Доколе есть день (Ин. 9, 4), жизнь выбирает извилистые пути, свои любимые лица, игры, расчеты, победы, сновидения, подчиняя их какой-то внутренней логике, непонятной нам мудрости, чтобы добежать — если благодать изволит и душа сумеет вместить — к какой-то неведомой, скрытой в темноте точке назначения, по сути, к реальности, укорененной в нас. И тогда наше сумеречное, ночное состояние умирающих становится иногда осуществлением ожидаемого (Евр. 11, 1). Завершительное это знание рождается в кенозисе, в последнем уничижении нашего существа, двигающегося, дышащего, мыслящего.

Так умно, логично, искусно снится нам жизнь, чтобы пробудить к заданной модели, предначертанной, вписанной в нас в виде образа Божия. Просыпаясь, душа человека входит в такие слои, куда в обычное, «сонное» время ей нет доступа. Писание называет их местом обитания Твоего[56]. Здесь таится скиния славы Божией и ковчег завета, здесь скрыты пещера Рождества, Лобное место, гробница с отваленным камнем и ангелом на пороге. Все это свернуто, заложено в зерно — не в памяти даже, а в самом сотворении человека Словом Божиим, дарующим ему Свой образ, печать Своего творчества. Его дар ложится в нас и как будто засыпает, оттесняется неугомонной работой наших свободных, снующих мыслей. Но когда свобода оскудевает вместе с телом, мысли лишаются легкости и замедляют бег, дар может пробудиться и прорасти.

О том рассказывает о. Сергий Булгаков в своей исповедальной «Софиологии смерти». Ум здесь соучаствует в агонии тела, и все существо проходит через опыт небывалого обнищания, отказа от накопленных им земных богатств.
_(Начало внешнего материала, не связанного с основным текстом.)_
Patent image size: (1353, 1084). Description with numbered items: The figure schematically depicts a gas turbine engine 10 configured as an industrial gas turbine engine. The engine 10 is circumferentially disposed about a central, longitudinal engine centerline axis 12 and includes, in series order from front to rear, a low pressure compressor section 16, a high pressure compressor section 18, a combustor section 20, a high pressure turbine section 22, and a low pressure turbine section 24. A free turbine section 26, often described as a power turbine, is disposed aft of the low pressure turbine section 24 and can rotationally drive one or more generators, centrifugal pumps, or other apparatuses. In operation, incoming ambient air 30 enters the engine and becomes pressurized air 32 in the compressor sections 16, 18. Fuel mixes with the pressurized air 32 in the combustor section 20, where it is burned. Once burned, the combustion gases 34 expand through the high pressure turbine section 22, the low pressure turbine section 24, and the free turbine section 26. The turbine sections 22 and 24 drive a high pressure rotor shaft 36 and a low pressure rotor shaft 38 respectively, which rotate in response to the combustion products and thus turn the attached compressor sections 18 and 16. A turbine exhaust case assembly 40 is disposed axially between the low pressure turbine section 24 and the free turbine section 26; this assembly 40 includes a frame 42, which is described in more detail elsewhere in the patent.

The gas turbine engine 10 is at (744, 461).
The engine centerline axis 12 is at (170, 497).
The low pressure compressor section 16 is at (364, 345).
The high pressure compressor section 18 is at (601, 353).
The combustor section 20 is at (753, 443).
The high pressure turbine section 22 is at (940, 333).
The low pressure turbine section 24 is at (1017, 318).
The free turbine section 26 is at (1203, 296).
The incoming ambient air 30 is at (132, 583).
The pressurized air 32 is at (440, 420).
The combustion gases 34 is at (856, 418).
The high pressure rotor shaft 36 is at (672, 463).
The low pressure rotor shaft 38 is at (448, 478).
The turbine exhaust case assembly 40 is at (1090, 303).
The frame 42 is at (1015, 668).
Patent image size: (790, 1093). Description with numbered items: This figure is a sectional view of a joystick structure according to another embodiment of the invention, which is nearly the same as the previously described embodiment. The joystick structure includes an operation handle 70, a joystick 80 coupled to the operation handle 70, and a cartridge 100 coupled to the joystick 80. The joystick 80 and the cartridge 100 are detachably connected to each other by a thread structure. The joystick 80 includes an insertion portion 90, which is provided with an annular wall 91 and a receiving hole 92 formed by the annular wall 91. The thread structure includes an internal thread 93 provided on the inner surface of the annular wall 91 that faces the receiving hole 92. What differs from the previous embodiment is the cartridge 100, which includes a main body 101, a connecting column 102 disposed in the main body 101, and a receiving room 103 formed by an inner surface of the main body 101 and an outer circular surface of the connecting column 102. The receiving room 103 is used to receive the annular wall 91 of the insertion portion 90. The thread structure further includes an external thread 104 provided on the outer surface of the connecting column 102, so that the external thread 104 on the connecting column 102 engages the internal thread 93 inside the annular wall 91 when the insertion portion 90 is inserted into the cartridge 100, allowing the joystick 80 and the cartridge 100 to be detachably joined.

Таково одно из самых подлинных «откровений смерти»[57], которые мне доводилось читать:

«Где была мысль, никогда во мне не угасавшая? Где «проблематика», всегда меня сверлившая? Я был пуст, мне была, очевидно, мысль уже непосильна. Мое существование оскудело, упростившись до телесного бытия, ставшего лишь возможностью страдания. Чувствовалась ли близость Божия? Да, она была ощутима, поскольку меня ничто от Бога не отдаляло, кроме телесного страдания, потому что отошло все другое. Эта близость Божия, стояние перед Ним лицом к лицу, было трепетно. В своей болезни ни раньше, ни после, никогда и ни в чем я не противился воле Божией, не роптал, не просил Его о помиловании и освобождении от страдания, принимал его как неизменное и несомненное Божие определение. И в этом смысле была близость страшная и святая, как у Иова. Но… она не была радостная, ибо… была насквозь пронизана одним чувством: вскую меня оставил еси? Однако наряду с этим еще одно, чего я не ведал доселе и что явилось для меня настоящим духовным событием, которое останется навсегда откровением — не о смерти, но об умирании — с Богом и в Боге. То было мое умирание — со Христом и во Христе. Я умирал во Христе, и Христос во мне умирал. Таково было это страшное и потрясающее откровение, которое тогда я, пожалуй, не мог бы выразить в словах и осознал только позднее. Одно лишь не поддающееся исчислению времени мгновение прошло между «вскую Меня оставил» и «испустил дух», между умиранием Христа в Его богооставленности и смертью. Но оно содержит в себе безмерную длительность и полноту умирания для всякого человека, поскольку он им и в нем умирает. Иначе как в богооставленности человеку и нельзя умереть, как нельзя было умереть всечеловеку, в Богочеловеке. Я ведал Христа в своем умирании, мне была ощутима Его близость ко мне, почти телесная, но… как лежащего со мной «изъязвлена и ранена мертвеца»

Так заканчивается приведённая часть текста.